This representation can be found in the file `tiny_edgelist.txt`. The file contains one edge per line, shown as an edge pair of 2 integers separated by whitespace. Investigate the file to further by yourself to see the formatting of the edge pairs. 

Write a function called `coefficient_from_edgelist(edgefile, node_id)` that takes an edge list file formatted like so, and a node, and returns the local clustering coefficient for that node, rounded to 3 decimals.
___
`coefficient_from_edgelist(data/tiny_edgelist.txt, 2)`  
\>\> `0.667`

In [35]:
# your solution to task 1 here
def coefficient_from_edgelist(edgefile, node_id):
    edges = np.loadtxt(edgefile, dtype=int).tolist()
    
    def get_neighbors(my_node):
        neighbors = []
        for edge in edges:
            if edge[0] == my_node:
                neighbors.append(edge[1])
            elif edge[1] == my_node:
                neighbors.append(edge[0])
        return neighbors

    neighbors = get_neighbors(node_id)
    #here k is the number of neighbors the node with node_id has
    k = len(neighbors)
    
    #there can not be an LCC if the node has less than 2 neighbors
    if k < 2:
        return 0
    
    connected_neighbors = 0
    for neighbor in neighbors:
        neighbor_neighbors = get_neighbors(neighbor)
        for neighbor_neighbor in neighbor_neighbors:
            if neighbor_neighbor in neighbors:
                connected_neighbors += 1
                edges.remove(sorted([neighbor, neighbor_neighbor]))
    
    clustering_coefficient = (2.0 * connected_neighbors) / (k * (k - 1))
    return round(clustering_coefficient, 3)

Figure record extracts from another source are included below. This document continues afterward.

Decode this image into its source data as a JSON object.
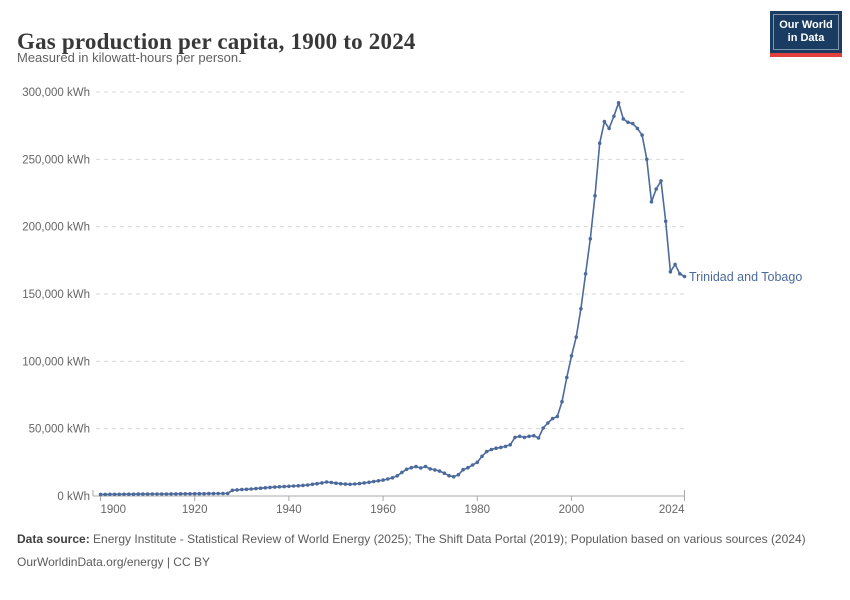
{
  "header": {
    "title": "Gas production per capita, 1900 to 2024",
    "subtitle": "Measured in kilowatt-hours per person.",
    "logo": {
      "line1": "Our World",
      "line2": "in Data",
      "bg_color": "#1A3C63",
      "bar_color": "#E0413D"
    }
  },
  "chart_data": {
    "type": "line",
    "title": "Gas production per capita, 1900 to 2024",
    "subtitle": "Measured in kilowatt-hours per person.",
    "xlabel": "",
    "ylabel": "kilowatt-hours per person",
    "xlim": [
      1900,
      2024
    ],
    "ylim": [
      0,
      300000
    ],
    "grid": "horizontal-dashed",
    "legend_position": "end-of-line",
    "line_color": "#4C6A9C",
    "grid_color": "#d9d9d9",
    "axis_color": "#a8a8a8",
    "tick_label_color": "#666666",
    "x_ticks": [
      {
        "v": 1900,
        "label": "1900"
      },
      {
        "v": 1920,
        "label": "1920"
      },
      {
        "v": 1940,
        "label": "1940"
      },
      {
        "v": 1960,
        "label": "1960"
      },
      {
        "v": 1980,
        "label": "1980"
      },
      {
        "v": 2000,
        "label": "2000"
      },
      {
        "v": 2024,
        "label": "2024"
      }
    ],
    "y_ticks": [
      {
        "v": 0,
        "label": "0 kWh"
      },
      {
        "v": 50000,
        "label": "50,000 kWh"
      },
      {
        "v": 100000,
        "label": "100,000 kWh"
      },
      {
        "v": 150000,
        "label": "150,000 kWh"
      },
      {
        "v": 200000,
        "label": "200,000 kWh"
      },
      {
        "v": 250000,
        "label": "250,000 kWh"
      },
      {
        "v": 300000,
        "label": "300,000 kWh"
      }
    ],
    "series": [
      {
        "name": "Trinidad and Tobago",
        "color": "#4C6A9C",
        "points": [
          [
            1900,
            1200
          ],
          [
            1901,
            1220
          ],
          [
            1902,
            1240
          ],
          [
            1903,
            1260
          ],
          [
            1904,
            1280
          ],
          [
            1905,
            1300
          ],
          [
            1906,
            1330
          ],
          [
            1907,
            1350
          ],
          [
            1908,
            1380
          ],
          [
            1909,
            1400
          ],
          [
            1910,
            1430
          ],
          [
            1911,
            1450
          ],
          [
            1912,
            1480
          ],
          [
            1913,
            1500
          ],
          [
            1914,
            1520
          ],
          [
            1915,
            1550
          ],
          [
            1916,
            1570
          ],
          [
            1917,
            1600
          ],
          [
            1918,
            1620
          ],
          [
            1919,
            1650
          ],
          [
            1920,
            1680
          ],
          [
            1921,
            1700
          ],
          [
            1922,
            1730
          ],
          [
            1923,
            1760
          ],
          [
            1924,
            1790
          ],
          [
            1925,
            1820
          ],
          [
            1926,
            1860
          ],
          [
            1927,
            1900
          ],
          [
            1928,
            4200
          ],
          [
            1929,
            4500
          ],
          [
            1930,
            4800
          ],
          [
            1931,
            5000
          ],
          [
            1932,
            5200
          ],
          [
            1933,
            5500
          ],
          [
            1934,
            5800
          ],
          [
            1935,
            6100
          ],
          [
            1936,
            6400
          ],
          [
            1937,
            6600
          ],
          [
            1938,
            6800
          ],
          [
            1939,
            7000
          ],
          [
            1940,
            7200
          ],
          [
            1941,
            7400
          ],
          [
            1942,
            7600
          ],
          [
            1943,
            7900
          ],
          [
            1944,
            8200
          ],
          [
            1945,
            8700
          ],
          [
            1946,
            9100
          ],
          [
            1947,
            9700
          ],
          [
            1948,
            10400
          ],
          [
            1949,
            10000
          ],
          [
            1950,
            9500
          ],
          [
            1951,
            9100
          ],
          [
            1952,
            8800
          ],
          [
            1953,
            8700
          ],
          [
            1954,
            8900
          ],
          [
            1955,
            9200
          ],
          [
            1956,
            9700
          ],
          [
            1957,
            10200
          ],
          [
            1958,
            10800
          ],
          [
            1959,
            11300
          ],
          [
            1960,
            11800
          ],
          [
            1961,
            12600
          ],
          [
            1962,
            13500
          ],
          [
            1963,
            15000
          ],
          [
            1964,
            17500
          ],
          [
            1965,
            19800
          ],
          [
            1966,
            21000
          ],
          [
            1967,
            21800
          ],
          [
            1968,
            20800
          ],
          [
            1969,
            21900
          ],
          [
            1970,
            20100
          ],
          [
            1971,
            19400
          ],
          [
            1972,
            18500
          ],
          [
            1973,
            16900
          ],
          [
            1974,
            15100
          ],
          [
            1975,
            14300
          ],
          [
            1976,
            15800
          ],
          [
            1977,
            19500
          ],
          [
            1978,
            21000
          ],
          [
            1979,
            23000
          ],
          [
            1980,
            25000
          ],
          [
            1981,
            29500
          ],
          [
            1982,
            33000
          ],
          [
            1983,
            34500
          ],
          [
            1984,
            35500
          ],
          [
            1985,
            36100
          ],
          [
            1986,
            36800
          ],
          [
            1987,
            38000
          ],
          [
            1988,
            43500
          ],
          [
            1989,
            44300
          ],
          [
            1990,
            43500
          ],
          [
            1991,
            44300
          ],
          [
            1992,
            44800
          ],
          [
            1993,
            43100
          ],
          [
            1994,
            50500
          ],
          [
            1995,
            54200
          ],
          [
            1996,
            57500
          ],
          [
            1997,
            59000
          ],
          [
            1998,
            70000
          ],
          [
            1999,
            88000
          ],
          [
            2000,
            104000
          ],
          [
            2001,
            118000
          ],
          [
            2002,
            139000
          ],
          [
            2003,
            165000
          ],
          [
            2004,
            191000
          ],
          [
            2005,
            223000
          ],
          [
            2006,
            262000
          ],
          [
            2007,
            278000
          ],
          [
            2008,
            273000
          ],
          [
            2009,
            282000
          ],
          [
            2010,
            292000
          ],
          [
            2011,
            280000
          ],
          [
            2012,
            277500
          ],
          [
            2013,
            276500
          ],
          [
            2014,
            273000
          ],
          [
            2015,
            268000
          ],
          [
            2016,
            250000
          ],
          [
            2017,
            218500
          ],
          [
            2018,
            228000
          ],
          [
            2019,
            234000
          ],
          [
            2020,
            204000
          ],
          [
            2021,
            166500
          ],
          [
            2022,
            172000
          ],
          [
            2023,
            165000
          ],
          [
            2024,
            163000
          ]
        ]
      }
    ]
  },
  "footer": {
    "source_label": "Data source:",
    "source_text": " Energy Institute - Statistical Review of World Energy (2025); The Shift Data Portal (2019); Population based on various sources (2024)",
    "link_line": "OurWorldinData.org/energy | CC BY"
  }
}
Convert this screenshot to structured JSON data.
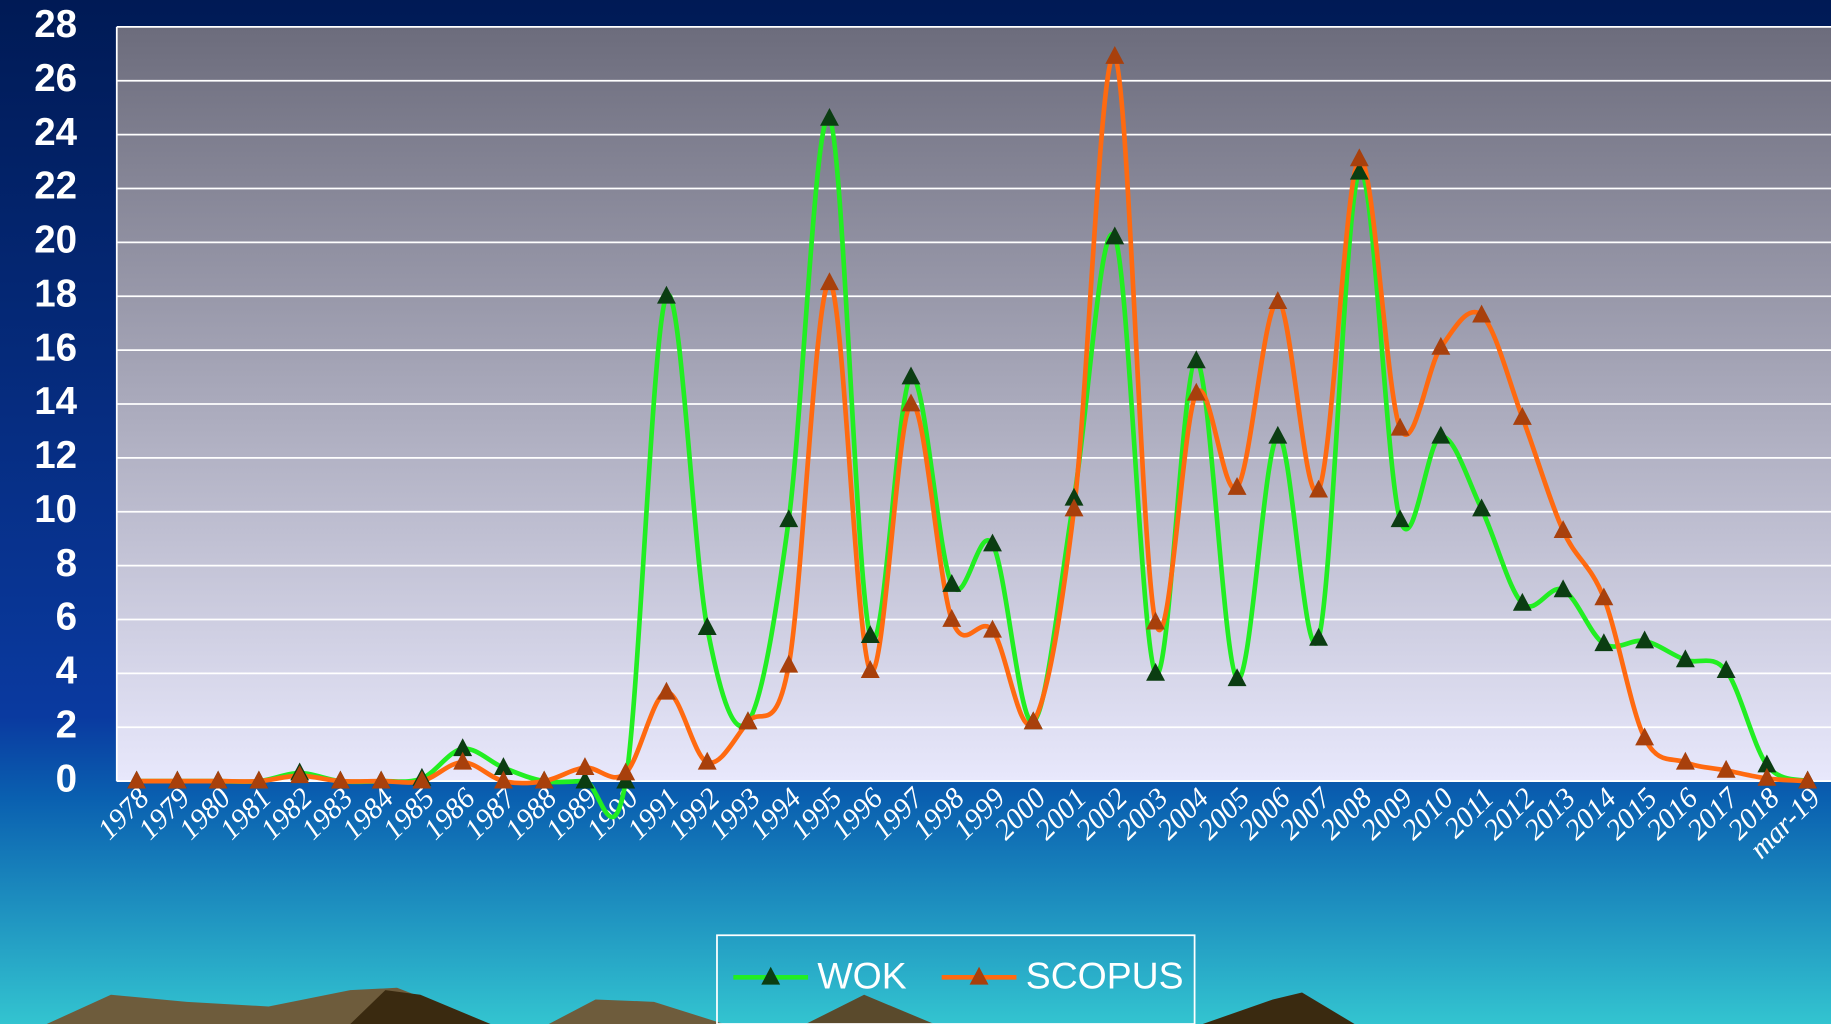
{
  "chart_data": {
    "type": "line",
    "categories": [
      "1978",
      "1979",
      "1980",
      "1981",
      "1982",
      "1983",
      "1984",
      "1985",
      "1986",
      "1987",
      "1988",
      "1989",
      "1990",
      "1991",
      "1992",
      "1993",
      "1994",
      "1995",
      "1996",
      "1997",
      "1998",
      "1999",
      "2000",
      "2001",
      "2002",
      "2003",
      "2004",
      "2005",
      "2006",
      "2007",
      "2008",
      "2009",
      "2010",
      "2011",
      "2012",
      "2013",
      "2014",
      "2015",
      "2016",
      "2017",
      "2018",
      "mar-19"
    ],
    "series": [
      {
        "name": "WOK",
        "color": "#22ee22",
        "marker_color": "#0b3d12",
        "values": [
          0,
          0,
          0,
          0,
          0.3,
          0,
          0,
          0.1,
          1.2,
          0.5,
          0,
          0,
          0,
          18,
          5.7,
          2.2,
          9.7,
          24.6,
          5.4,
          15,
          7.3,
          8.8,
          2.2,
          10.5,
          20.2,
          4,
          15.6,
          3.8,
          12.8,
          5.3,
          22.6,
          9.7,
          12.8,
          10.1,
          6.6,
          7.1,
          5.1,
          5.2,
          4.5,
          4.1,
          0.6,
          0
        ]
      },
      {
        "name": "SCOPUS",
        "color": "#ff6a10",
        "marker_color": "#a8400c",
        "values": [
          0,
          0,
          0,
          0,
          0.2,
          0,
          0,
          0,
          0.7,
          0,
          0,
          0.5,
          0.3,
          3.3,
          0.7,
          2.2,
          4.3,
          18.5,
          4.1,
          14,
          6,
          5.6,
          2.2,
          10.1,
          26.9,
          5.9,
          14.4,
          10.9,
          17.8,
          10.8,
          23.1,
          13.1,
          16.1,
          17.3,
          13.5,
          9.3,
          6.8,
          1.6,
          0.7,
          0.4,
          0.1,
          0
        ]
      }
    ],
    "ylim": [
      0,
      28
    ],
    "yticks": [
      0,
      2,
      4,
      6,
      8,
      10,
      12,
      14,
      16,
      18,
      20,
      22,
      24,
      26,
      28
    ],
    "grid": true,
    "legend": "bottom"
  }
}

coefficient_from_edgelist("data/tiny_edgelist.txt", 2)


0.667

## Task 2
Another common way to represent a graph is with an adjacency matrix. 
This representation can be found in the file `tiny_adjmatrix.txt`. Investigate the file by yourself to see the formatting of the adjacency matrix. 

Write a function called `coefficient_from_adjmatrix(matrixfile, node_id)` that takes an adjacency matrix file formatted like so, and a node, and returns the local clustering coefficient for that node, rounded to 3 decimals.
___
`coefficient_from_adjmatrix(data/tiny_adjmatrix.txt.txt, 0)`  
\>\> `1.0`

In [56]:
# your solution to task 2 here
def coefficient_from_adjmatrix(matrixfile, node_id):
    adj_matrix = np.loadtxt(matrixfile)
    
    neighbors = np.nonzero(adj_matrix[node_id])[0]

    #here k is the number of neighbors the node with node_id has
    k = len(neighbors)
    
    #there can not be an LCC if the node has less than 2 neighbors
    if k < 2:
        return 0
    
    total_possible_edges = k * (k-1) / 2
    actual_edges = np.sum(adj_matrix[neighbors[:, None], neighbors] == 1) / 2
    
    clustering_coefficient = actual_edges / total_possible_edges if total_possible_edges != 0 else 0
    return round(clustering_coefficient, 3)

coefficient_from_adjmatrix("data/tiny_adjmatrix.txt", 0)

1.0